December 17, 2025
December 17, 2025
The US Federal Communications Commission has decided to reverse a previous interpretation of the Communications Assistance for Law Enforcement Act, withdrawing a related rulemaking it now considers legally flawed and too weak from a cybersecurity perspective. At the same time, the agency points to months of intensified work with communications providers in the wake of the Salt Typhoon hack, saying those efforts have led to more urgent and coordinated risk mitigation across American networks. Recent steps include strengthening the process for investigating cyber-related outages, creating a Council on National Security to coordinate with intelligence and security partners, imposing targeted cybersecurity risk management requirements on submarine cable operators, and banning untrusted “bad labs” from the equipment authorization program so that testing is not influenced by actors seen as national security risks.

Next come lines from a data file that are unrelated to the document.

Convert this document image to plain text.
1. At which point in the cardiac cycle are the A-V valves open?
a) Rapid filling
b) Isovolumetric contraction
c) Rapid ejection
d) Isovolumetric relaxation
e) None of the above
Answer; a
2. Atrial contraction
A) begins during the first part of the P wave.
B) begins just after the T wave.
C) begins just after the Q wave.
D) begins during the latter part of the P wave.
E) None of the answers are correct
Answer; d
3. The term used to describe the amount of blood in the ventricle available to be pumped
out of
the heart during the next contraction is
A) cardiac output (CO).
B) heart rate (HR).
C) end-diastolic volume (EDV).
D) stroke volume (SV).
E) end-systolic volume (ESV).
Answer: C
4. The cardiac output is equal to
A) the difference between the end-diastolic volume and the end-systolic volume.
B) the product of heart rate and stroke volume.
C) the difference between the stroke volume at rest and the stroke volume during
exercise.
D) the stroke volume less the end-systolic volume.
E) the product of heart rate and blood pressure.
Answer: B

These moves have sparked political concern, with critics warning that the overall direction could still weaken protections for consumers. Senator Gary Peters argues that rules put in place after Salt Typhoon were meant to safeguard Americans’ personal data and that rolling back “basic cybersecurity safeguards” would leave people more exposed while undermining efforts to harden national security. He urges the FCC to keep strong, common-sense standards that treat cyber risk as a core element of public trust and national defense. Against this backdrop, the commission is also undertaking its first comprehensive review of submarine cable rules since 2001, pushing both new applicants and existing licensees to certify that they have developed and implemented cybersecurity risk management plans, signaling that the resilience of global communications infrastructure remains under close scrutiny.